In der Reihe der Monographien über bedeutende Gestalten der Antike darf der judäische König Herodes I. nicht fehlen. Erstens war er ein ‘Großer’ in der Geschichte seines Volkes und Landes, zweitens hat er einen festen Platz in der historischen Erinnerung der Europäer, drittens vermittelt uns die literarische Überlieferung ein deutliches Bild von seinen Taten, Motiven und Wesenszügen. Als vierter Punkt ließe sich anführen, dass die internationale Spatenforschung der letzten Jahrzehnte viel zur Ergänzung des literarischen Bildes beigetragen hat. Daher fiel meine Wahl ohne Zögern auf Herodes, als ich von Herrn Kollegen Clauss die Einladung erhielt, in seiner Biographien-Reihe eine Persönlichkeit zu behandeln.

Inzwischen wüsste ich viele Punkte, unter denen von der Wahl Herodes’ I. für eine Biographie abzuraten wäre; einige möchte ich benennen:

Erstens verdankt Herodes seinen festen Platz in der europäischen Erinnerungskultur einer Verleumdung, denn er ist nicht der ‘Kindermörder von Bethlehem’ im Neuen Testament, dem das Matthäusevangelium die Rolle des ersten Schurken der Heilsgeschichte angedichtet hat. Außerdem hat nicht er, sondern sein Sohn Herodes Antipas, den Tod Johannes’ des Täufers auf dem Gewissen.

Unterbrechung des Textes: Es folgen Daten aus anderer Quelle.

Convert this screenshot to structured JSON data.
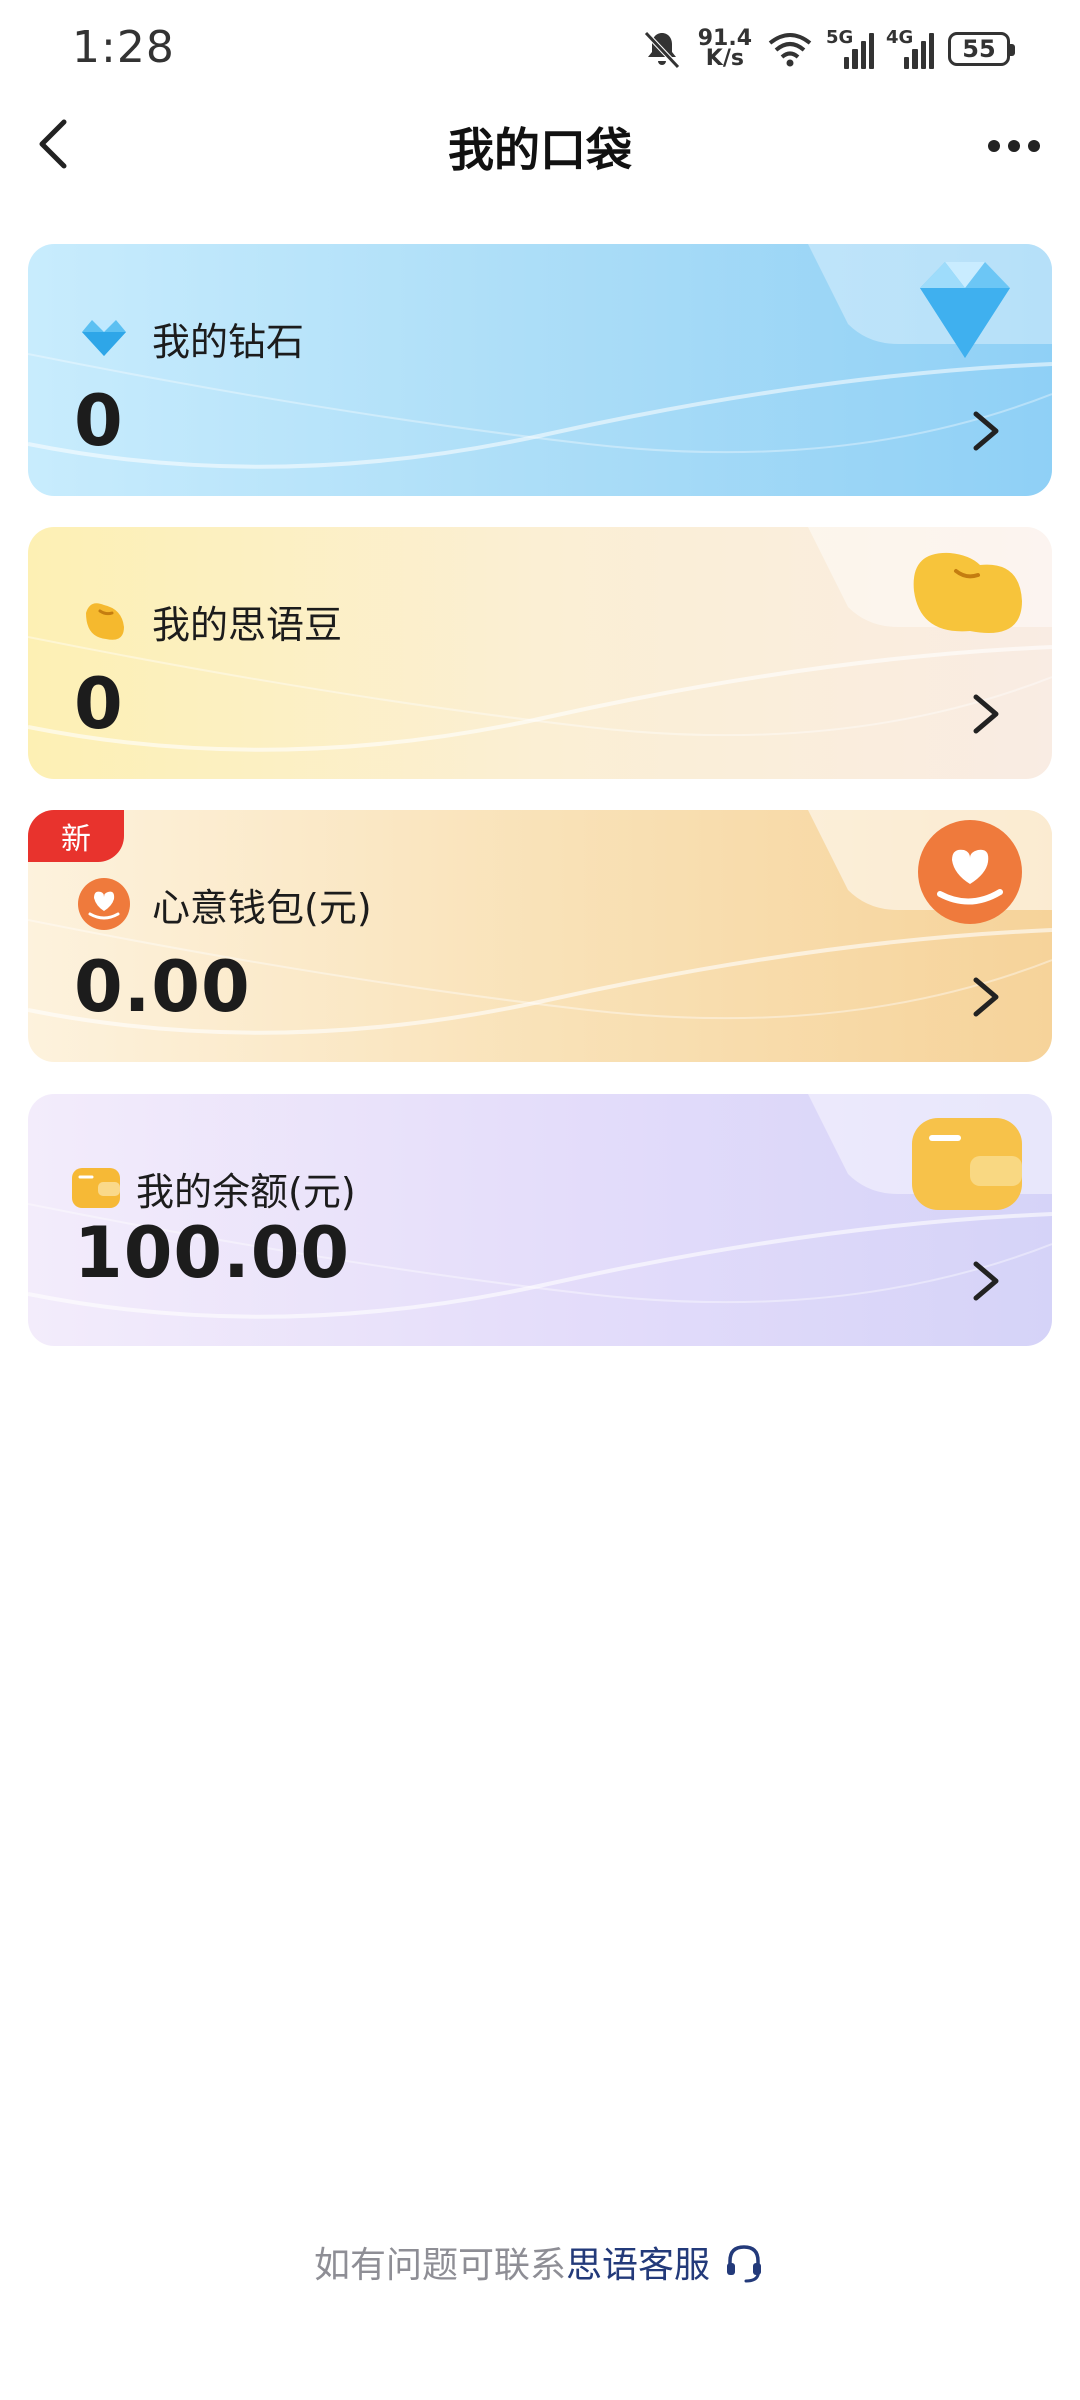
{
  "status_bar": {
    "time": "1:28",
    "net_speed_value": "91.4",
    "net_speed_unit": "K/s",
    "sim1": "5G",
    "sim2": "4G",
    "battery": "55"
  },
  "header": {
    "title": "我的口袋"
  },
  "cards": [
    {
      "label": "我的钻石",
      "value": "0",
      "icon": "diamond-icon"
    },
    {
      "label": "我的思语豆",
      "value": "0",
      "icon": "bean-icon"
    },
    {
      "label": "心意钱包(元)",
      "value": "0.00",
      "icon": "heart-hand-icon",
      "badge": "新"
    },
    {
      "label": "我的余额(元)",
      "value": "100.00",
      "icon": "wallet-icon"
    }
  ],
  "footer": {
    "prefix": "如有问题可联系",
    "link": "思语客服"
  },
  "colors": {
    "badge": "#e8332d",
    "footer_link": "#233a7a",
    "footer_text": "#8e8e95"
  }
}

Zweitens ist das Bild, das der antike jüdische Geschichtsschreiber Flavius Josephus überliefert, alles andere als zuverlässig – oder gar ‘objektiv’, und zwar nicht nur, weil seine Werke drei Generationen später entstanden.

Drittens bedient der Buchmarkt das Interesse an Herodes recht gut, zugleich entzieht sich allerdings das Sujet einem einfachen Forschungsresümee. Als historiographisches Objekt ist Herodes nämlich im Verständnis jüdischer – wie auch nichtjüdischer – Geschichtsschreibung keine Frage der Vergangenheit, sondern ein gegenwärtiges Menetekel. Als ein Fall für die wissenschafts- und zeitgeschichtliche Analyse hängt die Bewertung der historischen Persönlichkeit des Herodes auch mit der Bedeutung des Flavius Josephus zusammen, der zudem selbst als Zeitzeuge des ‘Jüdischen Krieges’, der Zerstörung des Zweiten Tempels in Jerusalem und der römischen Eroberung Masadas nicht unumstritten ist.

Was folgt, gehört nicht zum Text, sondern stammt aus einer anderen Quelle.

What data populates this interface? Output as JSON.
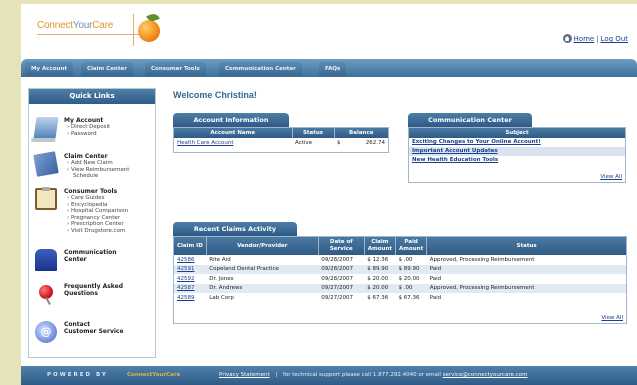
{
  "header": {
    "logo_part1": "Connect",
    "logo_part2": "Your",
    "logo_part3": "Care",
    "home_label": "Home",
    "logout_label": "Log Out",
    "separator": "|"
  },
  "nav": {
    "tabs": [
      "My Account",
      "Claim Center",
      "Consumer Tools",
      "Communication Center",
      "FAQs"
    ]
  },
  "sidebar": {
    "title": "Quick Links",
    "sections": [
      {
        "title": "My Account",
        "items": [
          "Direct Deposit",
          "Password"
        ],
        "icon": "laptop-icon"
      },
      {
        "title": "Claim Center",
        "items": [
          "Add New Claim",
          "View Reimbursement",
          "Schedule"
        ],
        "icon": "document-icon"
      },
      {
        "title": "Consumer Tools",
        "items": [
          "Care Guides",
          "Encyclopedia",
          "Hospital Comparison",
          "Pregnancy Center",
          "Prescription Center",
          "Visit Drugstore.com"
        ],
        "icon": "clipboard-icon"
      },
      {
        "title": "Communication Center",
        "items": [],
        "icon": "mailbox-icon"
      },
      {
        "title": "Frequently Asked Questions",
        "items": [],
        "icon": "pushpin-icon"
      },
      {
        "title": "Contact Customer Service",
        "items": [],
        "icon": "email-at-icon"
      }
    ]
  },
  "welcome": "Welcome Christina!",
  "account_info": {
    "title": "Account Information",
    "columns": [
      "Account Name",
      "Status",
      "Balance"
    ],
    "rows": [
      {
        "name": "Health Care Account",
        "status": "Active",
        "currency": "$",
        "balance": "262.74"
      }
    ]
  },
  "communication": {
    "title": "Communication Center",
    "column": "Subject",
    "rows": [
      "Exciting Changes to Your Online Account!",
      "Important Account Updates",
      "New Health Education Tools"
    ],
    "view_all": "View All"
  },
  "claims": {
    "title": "Recent Claims Activity",
    "columns": [
      "Claim ID",
      "Vendor/Provider",
      "Date of Service",
      "Claim Amount",
      "Paid Amount",
      "Status"
    ],
    "rows": [
      {
        "id": "42586",
        "vendor": "Rite Aid",
        "date": "09/28/2007",
        "claim": "$ 12.36",
        "paid": "$ .00",
        "status": "Approved, Processing Reimbursement"
      },
      {
        "id": "42591",
        "vendor": "Copeland Dental Practice",
        "date": "09/28/2007",
        "claim": "$ 89.90",
        "paid": "$ 89.90",
        "status": "Paid"
      },
      {
        "id": "42592",
        "vendor": "Dr. Jones",
        "date": "09/28/2007",
        "claim": "$ 20.00",
        "paid": "$ 20.00",
        "status": "Paid"
      },
      {
        "id": "42587",
        "vendor": "Dr. Andrews",
        "date": "09/27/2007",
        "claim": "$ 20.00",
        "paid": "$ .00",
        "status": "Approved, Processing Reimbursement"
      },
      {
        "id": "42589",
        "vendor": "Lab Corp",
        "date": "09/27/2007",
        "claim": "$ 67.36",
        "paid": "$ 67.36",
        "status": "Paid"
      }
    ],
    "view_all": "View All"
  },
  "footer": {
    "powered_by": "POWERED BY",
    "brand": "ConnectYourCare",
    "privacy": "Privacy Statement",
    "separator": "|",
    "support_text": "for technical support please call 1.877.292.4040 or email",
    "email": "service@connectyourcare.com"
  }
}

Wer sich mit Herodes, dem König von Judäa, beschäftigen will, kann heutzutage auf eine Reihe älterer und neuerer Monographien zurückgreifen, unter denen diejenige von Abraham Schalit weiterhin unverzichtbar ist. Das dicke Standardwerk, das 1960 in hebräischer, 1969 in deutscher Sprache publiziert wurde, liegt dankenswerterweise seit 2001 in einem Nachdruck vor, dem ein aufschlussreiches Vorwort von Daniel R. Schwartz beigegeben ist.

Im Jahr 1929, in dem Schalit aus Wien nach Palästina übersiedelte, erschien „Das Haus des Herodes“ von Hugo Willrich, der schon seit dem Ende des 19. Jahrhunderts den Plan zu diesem Buch gefasst hatte. Der vollständige Titel „Das Haus des Herodes zwischen Jerusalem und Rom“ verdeutlicht das Anliegen dieses Autors, „die zwischen jenen beiden Welten gähnende Kluft zu überwinden“. Da seine Perspektive eine spezifisch kulturgeschichtliche ist – oder doch zu sein vorgibt –, setzt er sich viel weniger als Schalit mit der Aufbereitung des bisherigen Forschungsstandes durch Walter Otto auseinander, die der damals noch junge Gelehrte, der später München zu einem Zentrum der Hellenismusforschung machte, 1913 für die Real-Encyclopädie von Pauly und Wissowa vorgelegt hatte.

Wie instruktiv Untertitel zumal bei Herodes-Biographien sein können, zeigen nicht nur Schalit („König Herodes. Der Mann und sein Werk“), der den Blick auf den ‘Realpolitiker’ Herodes erahnen lässt, sondern auch 1957 Steward Perowne („The Life and Times of Herod the Great“), 1968 Samuel Sandmel („Herodes. Bildnis eines Tyrannen“, engl. 1967), 1977 Gerhard Prause („Herodes der Große. König der Juden“; bei den späteren Auflagen auch noch „Korrektur einer Legende“), 1996 Peter Richardson („Herod. King of the Jews and Friend of the Romans“) sowie jüngst 2002 Manuel Vogel („Herodes. König der Juden, Freund der Römer“).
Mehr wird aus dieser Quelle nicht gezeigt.